DeepXDE is a deep learning library on top of TensorFlow. Use DeepXDE if you need a deep learning library that
- solves forward and inverse partial differential equations (PDEs) via physics-informed neural network (PINN),
- solves forward and inverse integro-differential equations (IDEs) via PINN,
- solves forward and inverse fractional partial differential equations (fPDEs) via fractional PINN (fPINN),
- approximates functions from multi-fidelity data via multi-fidelity NN (MFNN),
- approximates nonlinear operators via deep operator network (DeepONet),
- approximates functions from a dataset with/without constraints.
Papers on algorithms
- Solving PDEs and IDEs via PINN: SIAM Rev.
- Solving fPDEs via fPINN: SIAM J. Sci. Comput.
- Solving stochastic PDEs via NN-arbitrary polynomial chaos (NN-aPC): J. Comput. Phys.
- Solving inverse design/topology optimization: arXiv
- Learning from multi-fidelity data via MFNN: PNAS
- Learning nonlinear operators via DeepONet: Nat. Mach. Intell.

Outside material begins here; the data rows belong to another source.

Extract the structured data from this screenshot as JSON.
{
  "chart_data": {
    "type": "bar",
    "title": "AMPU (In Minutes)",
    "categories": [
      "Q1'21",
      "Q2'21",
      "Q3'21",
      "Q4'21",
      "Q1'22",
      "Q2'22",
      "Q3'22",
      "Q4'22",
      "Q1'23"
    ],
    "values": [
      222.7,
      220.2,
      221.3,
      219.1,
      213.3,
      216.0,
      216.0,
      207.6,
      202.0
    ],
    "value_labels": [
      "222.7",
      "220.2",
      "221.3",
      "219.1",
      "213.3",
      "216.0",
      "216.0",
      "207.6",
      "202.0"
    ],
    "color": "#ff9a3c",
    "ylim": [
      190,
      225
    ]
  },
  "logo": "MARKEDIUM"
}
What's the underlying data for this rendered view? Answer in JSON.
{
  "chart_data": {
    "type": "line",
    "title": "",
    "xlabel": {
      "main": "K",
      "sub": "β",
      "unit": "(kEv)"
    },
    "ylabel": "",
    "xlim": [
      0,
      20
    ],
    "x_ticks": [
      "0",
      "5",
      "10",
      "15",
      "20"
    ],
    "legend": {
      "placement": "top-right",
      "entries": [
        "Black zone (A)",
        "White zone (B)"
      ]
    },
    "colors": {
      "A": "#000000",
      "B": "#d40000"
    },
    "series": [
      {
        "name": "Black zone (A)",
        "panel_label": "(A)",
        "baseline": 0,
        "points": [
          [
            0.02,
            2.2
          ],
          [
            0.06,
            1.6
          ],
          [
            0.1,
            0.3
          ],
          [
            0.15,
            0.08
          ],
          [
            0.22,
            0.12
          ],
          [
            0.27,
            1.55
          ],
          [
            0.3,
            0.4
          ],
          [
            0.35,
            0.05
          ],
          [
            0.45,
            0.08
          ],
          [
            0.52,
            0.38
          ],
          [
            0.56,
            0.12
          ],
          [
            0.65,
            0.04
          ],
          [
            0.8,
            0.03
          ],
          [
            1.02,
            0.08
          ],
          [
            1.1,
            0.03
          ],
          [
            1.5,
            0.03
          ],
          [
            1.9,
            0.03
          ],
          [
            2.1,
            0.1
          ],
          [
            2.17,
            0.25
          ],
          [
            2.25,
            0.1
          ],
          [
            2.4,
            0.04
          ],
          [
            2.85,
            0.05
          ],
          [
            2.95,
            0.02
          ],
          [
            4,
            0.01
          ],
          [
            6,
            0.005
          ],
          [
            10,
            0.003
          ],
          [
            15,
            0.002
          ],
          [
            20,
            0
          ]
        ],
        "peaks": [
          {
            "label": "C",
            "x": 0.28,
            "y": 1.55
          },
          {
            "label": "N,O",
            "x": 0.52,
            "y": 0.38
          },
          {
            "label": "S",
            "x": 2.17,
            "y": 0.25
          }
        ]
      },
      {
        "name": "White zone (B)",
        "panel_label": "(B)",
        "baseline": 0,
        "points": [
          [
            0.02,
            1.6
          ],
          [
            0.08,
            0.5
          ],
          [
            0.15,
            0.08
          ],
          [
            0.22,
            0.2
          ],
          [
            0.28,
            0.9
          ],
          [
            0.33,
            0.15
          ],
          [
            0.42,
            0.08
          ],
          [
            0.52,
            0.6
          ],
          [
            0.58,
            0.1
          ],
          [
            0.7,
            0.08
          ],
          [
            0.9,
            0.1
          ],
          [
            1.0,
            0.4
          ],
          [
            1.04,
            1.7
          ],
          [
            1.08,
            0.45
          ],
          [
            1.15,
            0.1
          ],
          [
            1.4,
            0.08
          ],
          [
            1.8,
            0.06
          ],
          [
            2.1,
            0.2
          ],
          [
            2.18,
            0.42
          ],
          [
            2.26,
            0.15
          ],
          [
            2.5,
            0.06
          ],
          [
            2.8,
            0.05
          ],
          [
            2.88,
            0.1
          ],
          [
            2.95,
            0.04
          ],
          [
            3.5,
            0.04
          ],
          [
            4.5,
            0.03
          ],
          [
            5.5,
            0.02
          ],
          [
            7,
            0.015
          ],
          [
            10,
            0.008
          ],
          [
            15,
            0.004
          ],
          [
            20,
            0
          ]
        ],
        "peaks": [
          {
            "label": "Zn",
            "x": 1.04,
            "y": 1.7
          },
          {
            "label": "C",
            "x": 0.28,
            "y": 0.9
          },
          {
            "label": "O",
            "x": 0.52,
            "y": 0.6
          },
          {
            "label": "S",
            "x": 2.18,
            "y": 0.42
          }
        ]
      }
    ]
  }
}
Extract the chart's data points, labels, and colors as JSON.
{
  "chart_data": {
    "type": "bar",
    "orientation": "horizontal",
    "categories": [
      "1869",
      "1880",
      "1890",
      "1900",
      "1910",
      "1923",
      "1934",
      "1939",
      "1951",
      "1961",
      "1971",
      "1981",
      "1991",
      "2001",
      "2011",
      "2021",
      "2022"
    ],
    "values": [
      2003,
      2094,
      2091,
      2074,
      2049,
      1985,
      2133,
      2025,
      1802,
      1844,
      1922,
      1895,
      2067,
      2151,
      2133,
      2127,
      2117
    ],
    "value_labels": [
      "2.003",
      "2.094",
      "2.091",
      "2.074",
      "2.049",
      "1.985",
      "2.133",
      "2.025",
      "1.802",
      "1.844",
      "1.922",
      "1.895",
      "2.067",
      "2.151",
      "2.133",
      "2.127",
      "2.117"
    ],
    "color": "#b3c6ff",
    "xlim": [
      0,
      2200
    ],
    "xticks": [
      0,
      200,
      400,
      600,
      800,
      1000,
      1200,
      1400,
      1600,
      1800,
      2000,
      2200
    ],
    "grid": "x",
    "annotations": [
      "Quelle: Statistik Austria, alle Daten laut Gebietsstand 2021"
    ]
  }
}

- complex domain geometries without tyranny mesh generation. The primitive geometries are interval, triangle, rectangle, polygon, disk, cuboid, and sphere. Other geometries can be constructed as constructive solid geometry (CSG) using three boolean operations: union, difference, and intersection;
- 6 sampling methods: uniform, pseudorandom, Latin hypercube sampling, Halton sequence, Hammersley sequence, and Sobol sequence;
- multi-physics, i.e., coupled PDEs;
- 5 types of boundary conditions (BCs): Dirichlet, Neumann, Robin, periodic, and a general BC; BCs can be defined on an arbitrary domain or on a point set;
- time-dependent PDEs are solved as easily as time-independent ones by only adding initial conditions;
- residual-based adaptive refinement (RAR);
- uncertainty quantification using dropout;
- two types of neural networks: (stacked/unstacked) fully connected neural network, and residual neural network;
- many different losses, metrics, optimizers, learning rate schedules, initializations, regularizations, etc.;
- useful techniques, such as dropout and batch normalization;
- callbacks to monitor the internal states and statistics of the model during training;
- enables the user code to be compact, resembling closely the mathematical formulation.
All the components of DeepXDE are loosely coupled, and thus DeepXDE is well-structured and highly configurable. It is easy to customize DeepXDE to meet new demands.